Between 2000 and 2010, the agents tracked a group of ten Russian agents who posed as regular people in an attempt to get close to influential Americans and send secrets back to Moscow, according to a forthcoming documentary from CBS News called The FBI Declassified: The Spies Next Door, which airs on Tuesday.

“When they first come to the United States, they’re armed only with a birth certificate,” FBI Case Agent Maria Ricci says in a promotion for the show. “They have to build a life here.”

The spies were trained in Russia, watched American TV and movies, and were given made-up backstories they referred to as their “legend,” all of which helped them blend in. According to the FBI, they lived in locations ranging from the New York and New Jersey suburbs, to Cambridge, Mass. and Washington DC.

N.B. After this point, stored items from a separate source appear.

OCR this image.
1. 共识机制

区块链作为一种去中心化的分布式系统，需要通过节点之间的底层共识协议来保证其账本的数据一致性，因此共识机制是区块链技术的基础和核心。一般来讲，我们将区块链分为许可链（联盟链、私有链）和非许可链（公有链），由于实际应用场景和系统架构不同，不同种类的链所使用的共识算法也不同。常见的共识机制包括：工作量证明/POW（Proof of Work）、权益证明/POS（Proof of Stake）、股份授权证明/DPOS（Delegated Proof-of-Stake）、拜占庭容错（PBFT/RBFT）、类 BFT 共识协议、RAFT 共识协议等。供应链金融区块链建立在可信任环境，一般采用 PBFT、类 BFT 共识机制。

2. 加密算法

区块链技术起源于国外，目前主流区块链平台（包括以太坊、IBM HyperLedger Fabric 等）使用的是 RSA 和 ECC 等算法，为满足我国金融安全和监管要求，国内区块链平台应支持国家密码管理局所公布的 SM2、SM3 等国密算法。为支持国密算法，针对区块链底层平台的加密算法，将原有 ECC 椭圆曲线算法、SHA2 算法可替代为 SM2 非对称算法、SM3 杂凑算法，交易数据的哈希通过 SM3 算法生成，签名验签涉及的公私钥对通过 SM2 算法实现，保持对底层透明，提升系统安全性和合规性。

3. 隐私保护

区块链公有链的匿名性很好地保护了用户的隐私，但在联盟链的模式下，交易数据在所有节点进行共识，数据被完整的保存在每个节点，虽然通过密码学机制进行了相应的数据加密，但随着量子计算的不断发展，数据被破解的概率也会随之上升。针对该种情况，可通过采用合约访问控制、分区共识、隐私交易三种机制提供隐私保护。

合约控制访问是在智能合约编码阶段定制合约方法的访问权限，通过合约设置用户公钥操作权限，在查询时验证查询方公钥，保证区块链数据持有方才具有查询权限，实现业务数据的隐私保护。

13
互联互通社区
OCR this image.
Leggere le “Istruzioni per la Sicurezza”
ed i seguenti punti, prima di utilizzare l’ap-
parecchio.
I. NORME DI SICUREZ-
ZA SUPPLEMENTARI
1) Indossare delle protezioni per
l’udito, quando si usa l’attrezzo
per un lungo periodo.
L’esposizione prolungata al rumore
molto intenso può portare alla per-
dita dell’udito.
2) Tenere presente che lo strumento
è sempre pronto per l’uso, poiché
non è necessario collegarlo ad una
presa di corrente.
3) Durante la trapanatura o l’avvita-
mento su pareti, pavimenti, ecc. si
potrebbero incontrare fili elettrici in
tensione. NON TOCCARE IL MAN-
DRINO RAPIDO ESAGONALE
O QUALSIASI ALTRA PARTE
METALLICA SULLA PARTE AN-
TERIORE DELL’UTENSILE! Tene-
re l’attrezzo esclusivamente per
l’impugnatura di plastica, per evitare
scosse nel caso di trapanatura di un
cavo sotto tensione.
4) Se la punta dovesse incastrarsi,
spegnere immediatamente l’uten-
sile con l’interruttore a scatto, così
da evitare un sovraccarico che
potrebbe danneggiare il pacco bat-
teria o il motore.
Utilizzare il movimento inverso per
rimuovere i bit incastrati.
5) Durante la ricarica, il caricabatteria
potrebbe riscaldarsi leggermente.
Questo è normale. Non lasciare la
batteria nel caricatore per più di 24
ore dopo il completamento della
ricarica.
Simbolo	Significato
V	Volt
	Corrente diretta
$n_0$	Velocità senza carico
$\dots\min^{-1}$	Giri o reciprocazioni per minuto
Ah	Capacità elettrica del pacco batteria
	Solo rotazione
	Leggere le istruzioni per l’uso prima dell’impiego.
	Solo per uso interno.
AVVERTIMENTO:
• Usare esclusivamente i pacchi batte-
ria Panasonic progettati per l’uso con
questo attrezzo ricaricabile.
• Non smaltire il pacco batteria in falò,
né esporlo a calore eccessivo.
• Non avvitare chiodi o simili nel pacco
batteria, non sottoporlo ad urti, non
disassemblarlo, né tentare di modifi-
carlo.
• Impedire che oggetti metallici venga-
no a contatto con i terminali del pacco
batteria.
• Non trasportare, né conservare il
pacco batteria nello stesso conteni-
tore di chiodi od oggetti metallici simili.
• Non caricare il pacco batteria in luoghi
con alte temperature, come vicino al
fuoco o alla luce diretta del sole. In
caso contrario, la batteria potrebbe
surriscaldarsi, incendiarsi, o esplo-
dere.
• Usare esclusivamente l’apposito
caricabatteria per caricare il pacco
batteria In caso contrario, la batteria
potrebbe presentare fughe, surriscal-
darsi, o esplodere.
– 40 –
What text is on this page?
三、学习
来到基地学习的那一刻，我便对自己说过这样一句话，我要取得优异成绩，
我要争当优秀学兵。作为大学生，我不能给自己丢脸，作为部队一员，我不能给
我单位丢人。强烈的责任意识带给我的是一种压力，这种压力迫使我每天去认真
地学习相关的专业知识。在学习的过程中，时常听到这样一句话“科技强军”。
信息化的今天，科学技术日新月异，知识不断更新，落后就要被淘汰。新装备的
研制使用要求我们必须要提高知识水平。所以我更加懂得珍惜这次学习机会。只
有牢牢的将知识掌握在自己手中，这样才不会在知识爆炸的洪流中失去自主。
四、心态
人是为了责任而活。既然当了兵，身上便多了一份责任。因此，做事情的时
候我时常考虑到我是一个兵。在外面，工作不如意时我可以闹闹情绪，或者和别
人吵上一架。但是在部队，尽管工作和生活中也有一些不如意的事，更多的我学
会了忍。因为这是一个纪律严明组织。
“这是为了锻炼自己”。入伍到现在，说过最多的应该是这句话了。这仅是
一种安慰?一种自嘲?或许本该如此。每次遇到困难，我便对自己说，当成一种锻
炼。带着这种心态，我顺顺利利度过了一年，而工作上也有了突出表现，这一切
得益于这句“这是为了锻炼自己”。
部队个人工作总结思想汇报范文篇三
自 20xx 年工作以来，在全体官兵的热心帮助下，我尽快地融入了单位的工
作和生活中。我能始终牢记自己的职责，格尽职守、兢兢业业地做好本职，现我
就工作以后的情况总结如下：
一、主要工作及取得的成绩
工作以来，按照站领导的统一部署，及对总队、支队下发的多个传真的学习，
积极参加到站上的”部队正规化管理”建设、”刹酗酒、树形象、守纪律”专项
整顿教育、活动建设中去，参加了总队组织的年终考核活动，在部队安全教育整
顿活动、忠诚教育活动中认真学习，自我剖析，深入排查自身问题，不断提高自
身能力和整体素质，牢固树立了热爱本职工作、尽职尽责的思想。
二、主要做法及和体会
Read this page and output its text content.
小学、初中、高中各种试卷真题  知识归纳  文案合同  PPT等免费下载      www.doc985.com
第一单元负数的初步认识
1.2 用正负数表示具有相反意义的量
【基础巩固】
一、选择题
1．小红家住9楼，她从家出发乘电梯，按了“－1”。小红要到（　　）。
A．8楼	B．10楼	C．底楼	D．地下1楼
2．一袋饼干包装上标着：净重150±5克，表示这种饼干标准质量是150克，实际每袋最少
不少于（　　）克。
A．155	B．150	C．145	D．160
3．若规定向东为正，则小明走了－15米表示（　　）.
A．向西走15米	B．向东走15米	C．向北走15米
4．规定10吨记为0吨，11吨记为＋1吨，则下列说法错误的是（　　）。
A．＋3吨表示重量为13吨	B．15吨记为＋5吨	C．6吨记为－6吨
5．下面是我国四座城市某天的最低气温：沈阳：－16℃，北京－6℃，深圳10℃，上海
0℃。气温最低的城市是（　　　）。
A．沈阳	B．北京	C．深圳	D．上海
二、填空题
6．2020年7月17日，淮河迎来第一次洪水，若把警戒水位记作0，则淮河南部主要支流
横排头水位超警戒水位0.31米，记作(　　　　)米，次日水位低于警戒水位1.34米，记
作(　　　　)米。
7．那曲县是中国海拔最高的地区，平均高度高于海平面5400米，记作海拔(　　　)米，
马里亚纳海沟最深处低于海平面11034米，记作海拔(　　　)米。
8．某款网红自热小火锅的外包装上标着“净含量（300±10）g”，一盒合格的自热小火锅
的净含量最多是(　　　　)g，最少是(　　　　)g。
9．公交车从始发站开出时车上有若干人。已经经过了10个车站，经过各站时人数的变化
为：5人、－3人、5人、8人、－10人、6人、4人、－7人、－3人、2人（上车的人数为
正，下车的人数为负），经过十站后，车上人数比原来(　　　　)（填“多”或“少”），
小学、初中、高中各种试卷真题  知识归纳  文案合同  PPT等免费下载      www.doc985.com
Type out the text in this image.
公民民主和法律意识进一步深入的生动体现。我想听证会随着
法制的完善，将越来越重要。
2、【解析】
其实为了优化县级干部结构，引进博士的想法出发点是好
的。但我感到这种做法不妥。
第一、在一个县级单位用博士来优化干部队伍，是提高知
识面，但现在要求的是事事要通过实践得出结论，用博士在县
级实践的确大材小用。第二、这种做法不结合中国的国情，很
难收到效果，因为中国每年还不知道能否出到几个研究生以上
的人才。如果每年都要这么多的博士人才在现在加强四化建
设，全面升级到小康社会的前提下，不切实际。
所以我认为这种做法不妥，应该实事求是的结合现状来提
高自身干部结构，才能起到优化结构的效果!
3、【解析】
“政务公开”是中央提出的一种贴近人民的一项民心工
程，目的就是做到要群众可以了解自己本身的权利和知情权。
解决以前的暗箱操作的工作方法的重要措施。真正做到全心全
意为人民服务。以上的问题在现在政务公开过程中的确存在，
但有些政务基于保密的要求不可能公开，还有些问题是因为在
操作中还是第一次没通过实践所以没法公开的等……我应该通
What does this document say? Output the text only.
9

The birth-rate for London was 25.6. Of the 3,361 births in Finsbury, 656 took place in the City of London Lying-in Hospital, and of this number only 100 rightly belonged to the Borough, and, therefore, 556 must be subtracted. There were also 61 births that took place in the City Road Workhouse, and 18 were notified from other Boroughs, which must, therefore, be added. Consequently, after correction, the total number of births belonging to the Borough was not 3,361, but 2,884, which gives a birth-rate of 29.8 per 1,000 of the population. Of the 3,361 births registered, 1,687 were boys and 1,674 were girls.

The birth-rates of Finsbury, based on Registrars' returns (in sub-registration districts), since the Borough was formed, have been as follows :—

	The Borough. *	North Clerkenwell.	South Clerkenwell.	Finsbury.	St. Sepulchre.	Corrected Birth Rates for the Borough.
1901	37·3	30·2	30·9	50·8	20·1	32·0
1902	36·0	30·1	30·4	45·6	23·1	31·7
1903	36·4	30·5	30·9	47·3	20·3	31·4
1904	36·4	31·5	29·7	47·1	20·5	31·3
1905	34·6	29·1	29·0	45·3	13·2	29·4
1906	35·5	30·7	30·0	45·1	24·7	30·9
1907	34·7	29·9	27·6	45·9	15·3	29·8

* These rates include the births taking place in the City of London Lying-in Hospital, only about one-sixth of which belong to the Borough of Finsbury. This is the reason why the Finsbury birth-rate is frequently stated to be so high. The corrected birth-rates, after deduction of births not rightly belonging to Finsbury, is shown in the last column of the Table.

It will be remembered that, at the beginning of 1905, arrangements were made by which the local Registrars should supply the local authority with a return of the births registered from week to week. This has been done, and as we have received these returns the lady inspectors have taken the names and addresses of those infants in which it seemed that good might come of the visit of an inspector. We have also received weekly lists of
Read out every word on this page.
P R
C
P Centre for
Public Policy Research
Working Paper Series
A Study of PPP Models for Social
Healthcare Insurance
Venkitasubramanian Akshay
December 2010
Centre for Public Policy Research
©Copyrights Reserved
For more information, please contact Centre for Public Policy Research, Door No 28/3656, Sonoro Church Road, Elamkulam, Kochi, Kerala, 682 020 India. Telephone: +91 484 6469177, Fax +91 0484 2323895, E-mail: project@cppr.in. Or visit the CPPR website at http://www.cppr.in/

"These were Russian intelligence officers, trained, living amongst Americans, posing as Americans who were getting access like Americans," explained FBI Supervisor Alan Kohler. They were so convincing, agents said, they were even trained in how to order a Big Mac at McDonald’s and sound like an American.  

But behind their veneer of normalcy, agents say the spies were regularly engaging in clandestine activities and relaying messages back to Moscow. They were observed meeting each other at crowded locations like Manhattan’s Columbus Circle, and passing cash and other valuables in railway stations. One of the Russians was recorded digging up a cache of money near a highway rest stop outside of New York City. Some agents relayed encrypted messages via shortwave radio, while others hid secret messages in metadata on images they posted on the internet.

As the case against the cell grew over the course of a decade, agents began monitoring their phones and emails, as well as planting secret microphones and performing clandestine searches at their homes.

In the summer of 2010, the group of spies was arrested and charged with conspiracy and money laundering, though not with obtaining any classified materials. They were all sent back to Russia without trials in exchange for the release of four Western intelligence agents held in Russian prisons, the largest spy swap between the two countries since the Cold War.

“I was very impressed with the fact we knew what the hell was going on here, but at the same time it raised a lot of questions in my mind about how many of these people do we not know about,” former CIA director Leon Panetta told CBS.